US oil demand jumped 8% in the past four weeks from a year ago, government statistics showed on Thursday, led by a 17% surge in distillates as transport and industry lifted diesel use. Crude and gasoline stocks fell last week.
Traders were awaiting Friday’s US non-farm payrolls, expected to show a fifth straight month of gains in May, as the next economic indicator to drive oil prices.
US crude for July shed 19 cents to $74.42 a barrel at 0641 GMT, after jumping 2.4% on Thursday to close at $74.61, the highest settlement for a front-month contract since May 12. ICE Brent fell 15 cents to $75.26.
“Prices rebounded well on Thursday following another pretty strong set of US demand data and early readings of a potentially active hurricane season,” said Yingxi Yu, a Singapore-based commodities analyst with Barclays Capital. “But people are still generally quite nervous. This tension between very strong fundamental readings and still very cautious sentiment about the future will continue to lead to pretty high volatility. Ultimately strong fundamentals will take hold.”

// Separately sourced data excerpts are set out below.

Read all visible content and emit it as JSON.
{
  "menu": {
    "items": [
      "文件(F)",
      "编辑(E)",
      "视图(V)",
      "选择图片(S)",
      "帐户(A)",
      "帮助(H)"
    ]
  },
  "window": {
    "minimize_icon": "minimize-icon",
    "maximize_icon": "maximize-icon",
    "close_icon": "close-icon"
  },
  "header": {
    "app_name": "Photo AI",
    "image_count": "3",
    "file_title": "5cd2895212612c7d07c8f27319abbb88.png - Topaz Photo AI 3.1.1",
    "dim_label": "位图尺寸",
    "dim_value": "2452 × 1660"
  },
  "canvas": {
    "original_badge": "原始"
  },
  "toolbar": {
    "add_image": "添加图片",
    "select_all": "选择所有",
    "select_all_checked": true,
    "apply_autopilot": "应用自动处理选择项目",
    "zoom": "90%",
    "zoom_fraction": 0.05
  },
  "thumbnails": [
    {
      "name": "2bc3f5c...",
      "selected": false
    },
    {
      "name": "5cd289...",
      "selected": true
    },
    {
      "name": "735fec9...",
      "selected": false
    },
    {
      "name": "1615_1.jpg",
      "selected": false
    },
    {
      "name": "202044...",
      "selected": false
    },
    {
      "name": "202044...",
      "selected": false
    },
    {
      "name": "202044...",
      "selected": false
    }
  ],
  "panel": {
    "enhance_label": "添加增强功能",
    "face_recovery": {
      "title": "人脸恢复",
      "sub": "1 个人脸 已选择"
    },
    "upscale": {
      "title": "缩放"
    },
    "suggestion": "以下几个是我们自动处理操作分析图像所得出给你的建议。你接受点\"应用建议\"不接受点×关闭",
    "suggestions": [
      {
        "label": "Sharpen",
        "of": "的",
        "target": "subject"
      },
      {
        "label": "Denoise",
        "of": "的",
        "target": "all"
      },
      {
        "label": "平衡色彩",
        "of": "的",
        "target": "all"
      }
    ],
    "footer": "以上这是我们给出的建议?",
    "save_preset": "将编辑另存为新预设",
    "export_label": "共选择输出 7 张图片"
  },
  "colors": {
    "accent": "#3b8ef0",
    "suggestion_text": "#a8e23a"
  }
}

Oil was heading for a second straight week of gains, helped by forecasts for an intense Atlantic hurricane season that may impact operations in the energy-rich Gulf of Mexico this summer. The Atlantic hurricane season may be the most intense since 2005, when hurricanes Katrina and Rita severely disrupted US oil production, refining and consumption by crashing through Gulf of Mexico energy facilities, the US government’s top weather agency said last week.

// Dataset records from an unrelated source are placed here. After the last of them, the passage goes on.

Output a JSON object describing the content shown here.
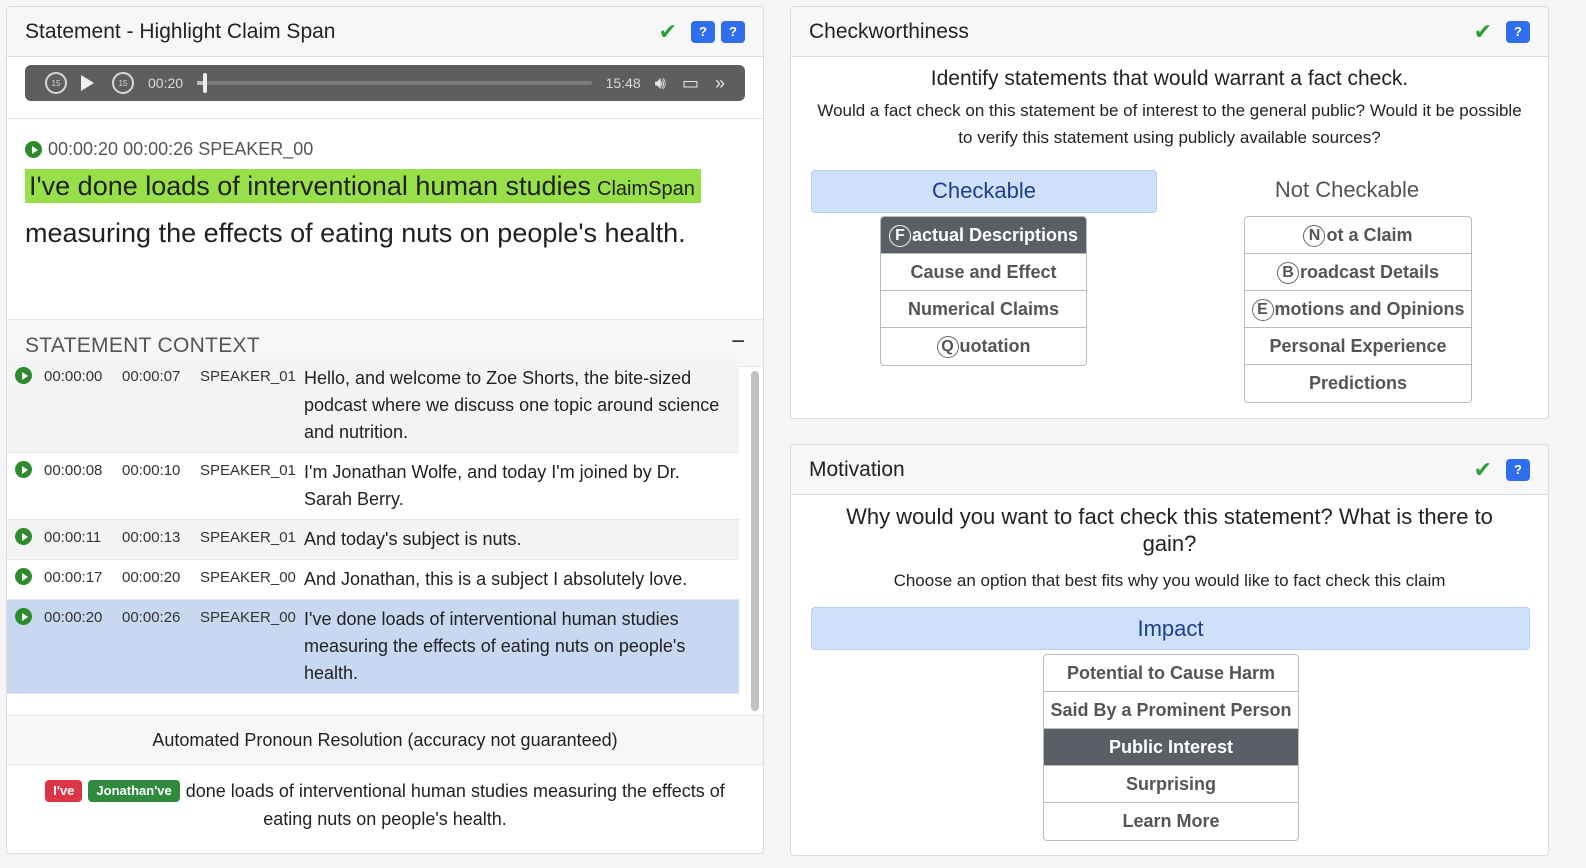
{
  "left": {
    "title": "Statement - Highlight Claim Span",
    "audio": {
      "skip_back": "15",
      "skip_forward": "15",
      "current_time": "00:20",
      "duration": "15:48",
      "progress": 0.021
    },
    "statement": {
      "start": "00:00:20",
      "end": "00:00:26",
      "speaker": "SPEAKER_00",
      "highlighted": "I've done loads of interventional human studies",
      "claim_tag": "ClaimSpan",
      "rest": "measuring the effects of eating nuts on people's health."
    },
    "context": {
      "title": "STATEMENT CONTEXT",
      "collapse": "−",
      "rows": [
        {
          "start": "00:00:00",
          "end": "00:00:07",
          "speaker": "SPEAKER_01",
          "text": "Hello, and welcome to Zoe Shorts, the bite-sized podcast where we discuss one topic around science and nutrition."
        },
        {
          "start": "00:00:08",
          "end": "00:00:10",
          "speaker": "SPEAKER_01",
          "text": "I'm Jonathan Wolfe, and today I'm joined by Dr. Sarah Berry."
        },
        {
          "start": "00:00:11",
          "end": "00:00:13",
          "speaker": "SPEAKER_01",
          "text": "And today's subject is nuts."
        },
        {
          "start": "00:00:17",
          "end": "00:00:20",
          "speaker": "SPEAKER_00",
          "text": "And Jonathan, this is a subject I absolutely love."
        },
        {
          "start": "00:00:20",
          "end": "00:00:26",
          "speaker": "SPEAKER_00",
          "text": "I've done loads of interventional human studies measuring the effects of eating nuts on people's health."
        }
      ]
    },
    "pronoun": {
      "title": "Automated Pronoun Resolution (accuracy not guaranteed)",
      "badge1": "I've",
      "badge2": "Jonathan've",
      "text": "done loads of interventional human studies measuring the effects of eating nuts on people's health."
    }
  },
  "checkworthiness": {
    "title": "Checkworthiness",
    "question": "Identify statements that would warrant a fact check.",
    "subtext": "Would a fact check on this statement be of interest to the general public? Would it be possible to verify this statement using publicly available sources?",
    "cat_checkable": "Checkable",
    "cat_not_checkable": "Not Checkable",
    "checkable_options": [
      {
        "key": "F",
        "rest": "actual Descriptions"
      },
      {
        "key": "",
        "rest": "Cause and Effect"
      },
      {
        "key": "",
        "rest": "Numerical Claims"
      },
      {
        "key": "Q",
        "rest": "uotation"
      }
    ],
    "not_checkable_options": [
      {
        "key": "N",
        "rest": "ot a Claim"
      },
      {
        "key": "B",
        "rest": "roadcast Details"
      },
      {
        "key": "E",
        "rest": "motions and Opinions"
      },
      {
        "key": "",
        "rest": "Personal Experience"
      },
      {
        "key": "",
        "rest": "Predictions"
      }
    ]
  },
  "motivation": {
    "title": "Motivation",
    "question": "Why would you want to fact check this statement? What is there to gain?",
    "subtext": "Choose an option that best fits why you would like to fact check this claim",
    "category": "Impact",
    "options": [
      "Potential to Cause Harm",
      "Said By a Prominent Person",
      "Public Interest",
      "Surprising",
      "Learn More"
    ]
  },
  "icons": {
    "check": "✔",
    "help": "?"
  },
  "colors": {
    "claim_highlight": "#98e04a",
    "selected_row": "#c7d8f0",
    "category_selected": "#cfe0fb",
    "option_active": "#5a5f66",
    "help_button": "#2f6fed"
  }
}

The fundamentals of the oil market painted a brighter picture. Both crude and gasoline stockpiles in the US posted bigger-than-expected drops last week, falling by 1.9 million barrels and 2.6 million barrels, respectively, the Energy Information Administration said on Thursday.
“We have been getting very strong indications from macro data that industrial activity is rebounding very strongly in the US,” Yu at Barclays said.